Friends of the Hylebos downsizes; conservation efforts will continue

Friends of the Hylebos, a non-profit conservation organization based in Federal Way, is reducing staff from 4.5 full-time employees to two.

Among the eliminated positions is executive director Chris Carrel, who has served at the position for 10 years.

Carrel said the organization has lost nearly 25 percent of its operating budget from county subsidies — about $125,000. Other eliminated positions include a restoration coordinator and administrative assistant.

"As I've worked over the past year to find solutions, it's become clear that the funding for conservation and non-profits in general is just drying up," said Carrel on the recession's effects.

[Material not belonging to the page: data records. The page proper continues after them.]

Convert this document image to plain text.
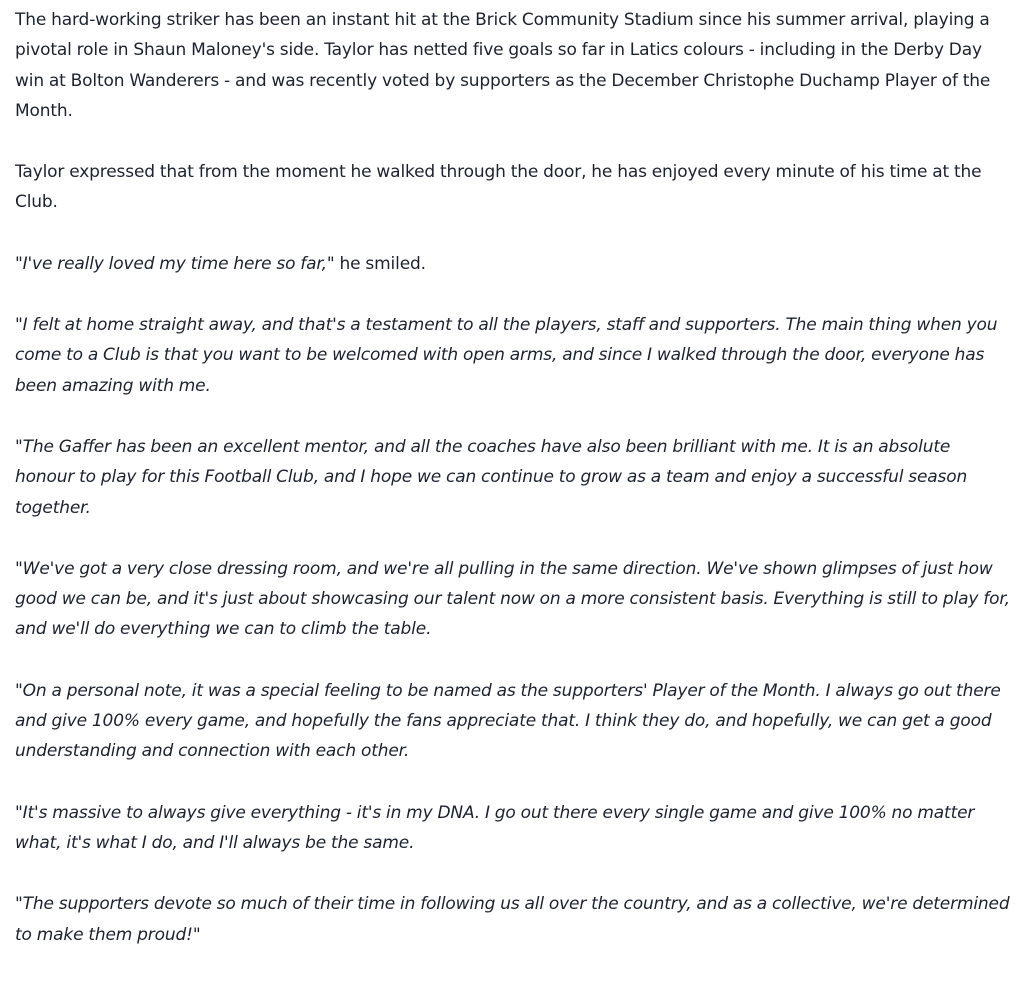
The hard-working striker has been an instant hit at the Brick Community Stadium since his summer arrival, playing a pivotal role in Shaun Maloney's side. Taylor has netted five goals so far in Latics colours - including in the Derby Day win at Bolton Wanderers - and was recently voted by supporters as the December Christophe Duchamp Player of the Month.

Taylor expressed that from the moment he walked through the door, he has enjoyed every minute of his time at the Club.

"I've really loved my time here so far," he smiled.

"I felt at home straight away, and that's a testament to all the players, staff and supporters. The main thing when you come to a Club is that you want to be welcomed with open arms, and since I walked through the door, everyone has been amazing with me.

"The Gaffer has been an excellent mentor, and all the coaches have also been brilliant with me. It is an absolute honour to play for this Football Club, and I hope we can continue to grow as a team and enjoy a successful season together.

"We've got a very close dressing room, and we're all pulling in the same direction. We've shown glimpses of just how good we can be, and it's just about showcasing our talent now on a more consistent basis. Everything is still to play for, and we'll do everything we can to climb the table.

"On a personal note, it was a special feeling to be named as the supporters' Player of the Month. I always go out there and give 100% every game, and hopefully the fans appreciate that. I think they do, and hopefully, we can get a good understanding and connection with each other.

"It's massive to always give everything - it's in my DNA. I go out there every single game and give 100% no matter what, it's what I do, and I'll always be the same.

"The supporters devote so much of their time in following us all over the country, and as a collective, we're determined to make them proud!"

Friends of the Hylebos was formed from an all-volunteer group in the late 1990s. Accomplishments include preserving the 120-acre West Hylebos Wetlands along with more than 535 acres of local open space. The organization is responsible for restoration of stream and wetlands habitat as well as planting more than 93,000 native trees and plants in the Hylebos Watershed.

"I've been part of a decade of really notable conservation successes, and that's been a result of a lot of people in the community that believe in healthy environment and beautiful green spaces in our community as part of quality of life," said Carrel, who made the decision to step down.

The group will continue its conservation activities in the Federal Way area, including English Ivy removal, said board president Margery Godfrey.

"We have a mission that people buy into. We have a common cause," Godfrey said.